Previously, he could sound more sincere (if unimaginative) when talking about things other than love and how awesome he is. “Happier” should be his moment to show heartbreak. The guitar strums in a defeated way, not trying to produce a melody and it aims for the warmth of an early Dashboard Confessional. Everything is hushed, the singing is lower and the piano is pushed back. Yet it doesn’t work. You can still see the stage behind him. Where is the bitterness of heartbreak he is so good at showing at “New Man”? The falsetto at the end is a joke, a gorilla beating on its chest, sounding more macho and confident than a Groove Metal band who are hell-bent on beating Pantera.

Then again, even with better acting these songs will most likely suck. They don’t contain a melody, but all lead to an explosion, like Coldplay that’s more readily available to stadiums. It’s not the source of the bad acting since it was present in his earlier songs. When he gets personal, the only reaction to it is ‘why the fuck should I care?’. Many artists wrote songs like “Eraser” (quite good) and “Castle on the Hill” (awful), but none of them sounded so self-centered as he is. Why should anyone of us care about Sheeran’s life, considering he made so much money singing pretty ballads?
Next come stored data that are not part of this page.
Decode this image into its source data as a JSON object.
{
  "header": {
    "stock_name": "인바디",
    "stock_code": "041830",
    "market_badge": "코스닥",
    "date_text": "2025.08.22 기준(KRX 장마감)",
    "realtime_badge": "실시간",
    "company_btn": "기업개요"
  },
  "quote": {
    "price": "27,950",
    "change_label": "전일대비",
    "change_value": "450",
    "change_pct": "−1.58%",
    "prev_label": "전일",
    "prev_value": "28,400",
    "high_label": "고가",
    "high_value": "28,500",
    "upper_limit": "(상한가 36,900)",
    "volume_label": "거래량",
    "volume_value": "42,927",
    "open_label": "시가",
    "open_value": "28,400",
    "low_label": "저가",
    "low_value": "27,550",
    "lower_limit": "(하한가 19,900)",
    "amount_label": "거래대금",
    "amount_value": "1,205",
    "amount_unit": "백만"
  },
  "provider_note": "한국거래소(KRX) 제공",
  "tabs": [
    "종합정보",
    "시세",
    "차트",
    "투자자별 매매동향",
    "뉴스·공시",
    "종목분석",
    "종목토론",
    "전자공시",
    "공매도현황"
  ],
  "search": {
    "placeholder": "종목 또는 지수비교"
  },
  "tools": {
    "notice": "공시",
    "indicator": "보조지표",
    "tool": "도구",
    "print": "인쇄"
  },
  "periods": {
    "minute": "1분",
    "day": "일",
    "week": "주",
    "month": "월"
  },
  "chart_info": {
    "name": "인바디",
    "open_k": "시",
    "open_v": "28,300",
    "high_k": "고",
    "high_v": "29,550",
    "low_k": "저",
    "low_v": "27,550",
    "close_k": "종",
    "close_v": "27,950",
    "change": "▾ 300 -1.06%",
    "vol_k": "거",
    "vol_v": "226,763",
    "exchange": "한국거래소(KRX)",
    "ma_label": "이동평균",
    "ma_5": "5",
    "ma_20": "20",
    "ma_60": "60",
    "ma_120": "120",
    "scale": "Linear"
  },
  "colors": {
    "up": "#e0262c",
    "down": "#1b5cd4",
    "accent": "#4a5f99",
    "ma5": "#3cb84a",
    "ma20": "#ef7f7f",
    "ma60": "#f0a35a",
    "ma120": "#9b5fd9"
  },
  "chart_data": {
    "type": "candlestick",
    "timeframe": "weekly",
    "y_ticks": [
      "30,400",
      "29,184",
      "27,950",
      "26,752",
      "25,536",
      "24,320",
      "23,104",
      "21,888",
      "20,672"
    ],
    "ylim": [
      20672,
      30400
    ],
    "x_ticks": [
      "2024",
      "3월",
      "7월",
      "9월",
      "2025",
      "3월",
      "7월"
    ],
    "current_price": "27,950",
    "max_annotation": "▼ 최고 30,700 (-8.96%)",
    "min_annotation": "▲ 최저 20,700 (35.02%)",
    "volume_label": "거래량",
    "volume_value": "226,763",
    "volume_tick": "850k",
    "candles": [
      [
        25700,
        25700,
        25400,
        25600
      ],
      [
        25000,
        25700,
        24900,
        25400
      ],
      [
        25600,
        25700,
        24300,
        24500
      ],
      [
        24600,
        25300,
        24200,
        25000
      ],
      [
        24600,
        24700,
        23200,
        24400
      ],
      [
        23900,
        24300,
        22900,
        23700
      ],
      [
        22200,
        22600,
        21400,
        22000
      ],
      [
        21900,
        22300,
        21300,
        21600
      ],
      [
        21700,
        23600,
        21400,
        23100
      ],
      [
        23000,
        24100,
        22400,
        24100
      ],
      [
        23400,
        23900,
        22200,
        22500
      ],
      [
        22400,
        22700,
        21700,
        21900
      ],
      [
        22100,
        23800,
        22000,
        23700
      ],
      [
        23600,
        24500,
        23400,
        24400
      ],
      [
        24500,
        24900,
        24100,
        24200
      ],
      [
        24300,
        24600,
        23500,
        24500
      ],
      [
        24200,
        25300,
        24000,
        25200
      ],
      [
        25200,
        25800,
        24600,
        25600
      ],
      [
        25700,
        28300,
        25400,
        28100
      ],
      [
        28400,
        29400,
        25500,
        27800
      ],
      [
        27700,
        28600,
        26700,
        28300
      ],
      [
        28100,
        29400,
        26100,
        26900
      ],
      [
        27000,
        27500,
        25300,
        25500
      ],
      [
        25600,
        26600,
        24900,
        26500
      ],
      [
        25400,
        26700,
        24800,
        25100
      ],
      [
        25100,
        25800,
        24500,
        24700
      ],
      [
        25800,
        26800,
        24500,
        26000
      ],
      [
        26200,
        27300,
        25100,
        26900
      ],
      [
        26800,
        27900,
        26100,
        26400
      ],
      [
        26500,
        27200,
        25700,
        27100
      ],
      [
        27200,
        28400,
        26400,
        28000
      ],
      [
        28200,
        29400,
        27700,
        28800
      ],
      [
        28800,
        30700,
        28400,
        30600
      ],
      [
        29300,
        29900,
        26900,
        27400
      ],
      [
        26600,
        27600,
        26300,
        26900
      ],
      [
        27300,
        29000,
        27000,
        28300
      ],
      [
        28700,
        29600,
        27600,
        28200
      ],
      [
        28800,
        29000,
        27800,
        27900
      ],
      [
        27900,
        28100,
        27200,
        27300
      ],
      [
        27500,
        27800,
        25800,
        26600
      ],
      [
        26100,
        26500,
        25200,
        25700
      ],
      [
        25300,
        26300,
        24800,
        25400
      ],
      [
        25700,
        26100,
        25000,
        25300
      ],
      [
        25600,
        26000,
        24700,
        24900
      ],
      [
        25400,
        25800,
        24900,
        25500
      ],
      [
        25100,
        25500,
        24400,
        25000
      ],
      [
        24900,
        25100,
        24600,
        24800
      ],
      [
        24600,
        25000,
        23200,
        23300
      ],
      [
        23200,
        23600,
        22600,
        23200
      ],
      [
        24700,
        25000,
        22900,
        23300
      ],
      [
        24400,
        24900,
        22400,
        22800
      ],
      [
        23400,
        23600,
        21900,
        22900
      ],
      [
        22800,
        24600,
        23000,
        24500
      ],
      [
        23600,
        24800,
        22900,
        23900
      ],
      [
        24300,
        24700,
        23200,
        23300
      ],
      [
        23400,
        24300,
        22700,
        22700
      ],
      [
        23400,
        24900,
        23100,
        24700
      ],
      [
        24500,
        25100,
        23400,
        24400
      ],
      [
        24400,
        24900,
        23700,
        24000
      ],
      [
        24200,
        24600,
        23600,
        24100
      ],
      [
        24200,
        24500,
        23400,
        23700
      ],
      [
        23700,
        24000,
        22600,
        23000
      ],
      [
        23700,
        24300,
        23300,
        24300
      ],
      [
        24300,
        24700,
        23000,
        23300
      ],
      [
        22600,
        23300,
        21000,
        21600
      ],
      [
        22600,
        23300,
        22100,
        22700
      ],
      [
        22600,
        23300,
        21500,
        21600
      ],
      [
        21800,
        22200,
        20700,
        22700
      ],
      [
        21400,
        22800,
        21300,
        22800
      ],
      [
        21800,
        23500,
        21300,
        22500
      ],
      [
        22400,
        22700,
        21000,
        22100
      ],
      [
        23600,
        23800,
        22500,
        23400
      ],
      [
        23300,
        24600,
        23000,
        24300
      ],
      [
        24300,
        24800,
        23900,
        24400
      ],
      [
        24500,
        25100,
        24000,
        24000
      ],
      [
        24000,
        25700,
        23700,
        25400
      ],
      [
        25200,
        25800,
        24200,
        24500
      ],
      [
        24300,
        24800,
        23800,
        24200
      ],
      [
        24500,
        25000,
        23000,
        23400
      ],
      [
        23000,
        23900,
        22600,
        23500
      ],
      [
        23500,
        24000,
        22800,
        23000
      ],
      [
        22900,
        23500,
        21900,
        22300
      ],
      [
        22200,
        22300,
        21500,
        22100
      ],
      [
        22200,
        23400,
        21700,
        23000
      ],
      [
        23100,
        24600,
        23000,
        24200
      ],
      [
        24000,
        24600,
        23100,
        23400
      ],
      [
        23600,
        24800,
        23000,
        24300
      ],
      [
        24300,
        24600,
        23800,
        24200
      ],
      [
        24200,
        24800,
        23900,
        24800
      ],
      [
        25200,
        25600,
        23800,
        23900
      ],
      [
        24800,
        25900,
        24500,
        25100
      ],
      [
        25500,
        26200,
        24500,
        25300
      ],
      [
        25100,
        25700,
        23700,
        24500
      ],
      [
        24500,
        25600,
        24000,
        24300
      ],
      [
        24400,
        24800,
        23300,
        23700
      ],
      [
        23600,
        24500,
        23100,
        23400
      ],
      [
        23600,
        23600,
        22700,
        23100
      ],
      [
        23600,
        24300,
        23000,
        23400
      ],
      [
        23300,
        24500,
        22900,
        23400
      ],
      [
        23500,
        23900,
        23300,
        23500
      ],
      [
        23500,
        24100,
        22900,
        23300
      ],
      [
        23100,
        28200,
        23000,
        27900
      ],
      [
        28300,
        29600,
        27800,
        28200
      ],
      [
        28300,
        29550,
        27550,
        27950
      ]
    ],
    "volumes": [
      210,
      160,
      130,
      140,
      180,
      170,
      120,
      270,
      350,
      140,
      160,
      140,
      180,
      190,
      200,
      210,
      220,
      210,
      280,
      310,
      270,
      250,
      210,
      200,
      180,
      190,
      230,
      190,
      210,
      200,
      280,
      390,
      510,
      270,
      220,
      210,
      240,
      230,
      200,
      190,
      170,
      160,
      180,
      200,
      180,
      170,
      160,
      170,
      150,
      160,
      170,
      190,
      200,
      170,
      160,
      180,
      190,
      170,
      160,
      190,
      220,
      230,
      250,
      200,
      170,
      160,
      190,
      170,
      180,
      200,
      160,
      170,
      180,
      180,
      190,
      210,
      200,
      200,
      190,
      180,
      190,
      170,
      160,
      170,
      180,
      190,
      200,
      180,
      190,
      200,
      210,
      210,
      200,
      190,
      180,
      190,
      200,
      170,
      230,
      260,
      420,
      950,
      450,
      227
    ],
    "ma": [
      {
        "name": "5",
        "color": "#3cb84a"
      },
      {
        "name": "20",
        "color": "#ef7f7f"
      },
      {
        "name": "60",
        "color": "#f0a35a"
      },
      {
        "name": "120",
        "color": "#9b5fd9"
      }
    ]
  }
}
‘Privilege’ is a word I didn’t want to use. After all, a lot of my favorite rappers are white dudes whose albums are psychotherapies with the listener. Grieves and Atmosphere come off as humble, sharing their stories with the listener with hopes of relating. “Eraser” has a toughness in it, Sheeran trying to convince us he’s tough because he survives the pain of being famous. Considering on later songs he brags about fucking – and sounds happy about it – I’d say it’s another attempt to impress us. The song is good, though. As for “Castle on the Hill”, it has the same idea as Adema’s “All These Years” without the darkness. Nostalgia is a painful thing. I know that since I spent 3 years in a military home and seeing a distance growing between me and my old self, me and my friends and all I’ve known is quite hard. “Castle on the Hill” paints it like it’s all happy and nice, taking a trip down memory lane. Don’t say ‘privilege’, don’t say ‘privilege’.
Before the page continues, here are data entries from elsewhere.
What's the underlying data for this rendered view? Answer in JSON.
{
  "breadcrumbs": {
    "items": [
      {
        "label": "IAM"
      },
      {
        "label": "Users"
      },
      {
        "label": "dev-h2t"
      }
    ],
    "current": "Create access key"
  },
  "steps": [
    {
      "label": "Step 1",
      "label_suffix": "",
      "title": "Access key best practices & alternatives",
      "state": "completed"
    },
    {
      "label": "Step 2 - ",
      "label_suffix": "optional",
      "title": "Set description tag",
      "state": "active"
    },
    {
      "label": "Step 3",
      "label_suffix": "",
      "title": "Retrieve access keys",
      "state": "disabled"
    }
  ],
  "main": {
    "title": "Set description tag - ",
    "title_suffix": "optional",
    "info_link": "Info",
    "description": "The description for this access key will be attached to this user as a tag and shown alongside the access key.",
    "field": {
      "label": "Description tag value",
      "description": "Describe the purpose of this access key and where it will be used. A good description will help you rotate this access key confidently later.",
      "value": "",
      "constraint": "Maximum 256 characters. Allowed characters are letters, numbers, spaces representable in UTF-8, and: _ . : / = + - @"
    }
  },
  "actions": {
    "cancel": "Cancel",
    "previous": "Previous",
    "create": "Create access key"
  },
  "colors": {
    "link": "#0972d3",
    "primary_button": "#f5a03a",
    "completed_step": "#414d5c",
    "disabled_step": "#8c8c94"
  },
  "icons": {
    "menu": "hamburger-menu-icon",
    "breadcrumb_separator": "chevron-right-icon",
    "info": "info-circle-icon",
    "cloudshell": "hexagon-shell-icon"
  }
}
So it’s all crap so long as Ed serious. Smack in the middle of the album you get “New Man” and “Galway Girl”, two brilliant songs that will easily rank as among the best of the year. Switching up his demeanor, now he’s a playboy who fucks women and women call him up – despite having boyfriends – to fuck. It’s believable for once, actually has spirits and Sheeran is into it. The latter is about picking up a girl at the club but there’s none of the creepiness of the lead single. Instead, it’s just about how she fell in love and they had sex. The former is a bitter break-up song about how the ex-lover’s new man isn’t that good. The confidence, the venom in that song is fantastic. It’s not a rant or a plea for the lover to return. Condescension is the dominant emotion, with Sheeran sneering all the way to next ¬†one night stand. It’s not a song to sing to convince yourself you’re over the break up, but to celebrate how you moved on. No coincidence that both of these are Hip-Hop driven.
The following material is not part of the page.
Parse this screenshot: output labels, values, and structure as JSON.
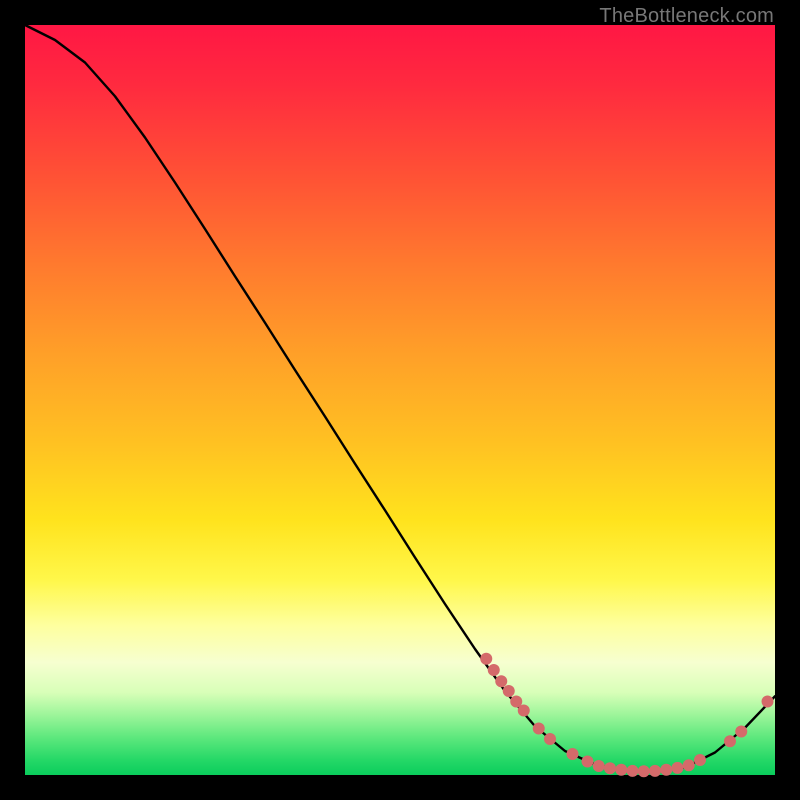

Nothing here is too different than previous albums by him. His sound is expanding a bit and there is more than acoustic balladry now, but overall the man remains the same. He cannot break free of being a performer, he cannot get into the act. The difference between him and the horrible Watkins is that Watkins remained in character. Having “New Man” and “Happier” in the same album is jarring, since they’re opposites but there’s nothing to connect them. Eventually, one side takes over and the most convincing one is the braggadio and macho bullshit. It’s funny how that song take shots an ultramacho new boyfriend, because that’s exactly how Sheeran sounds like. I have no problem with that, since “New Man” is actually brillaint. I only wish he would let go already. “Galway Girl” has more spirit than any song here.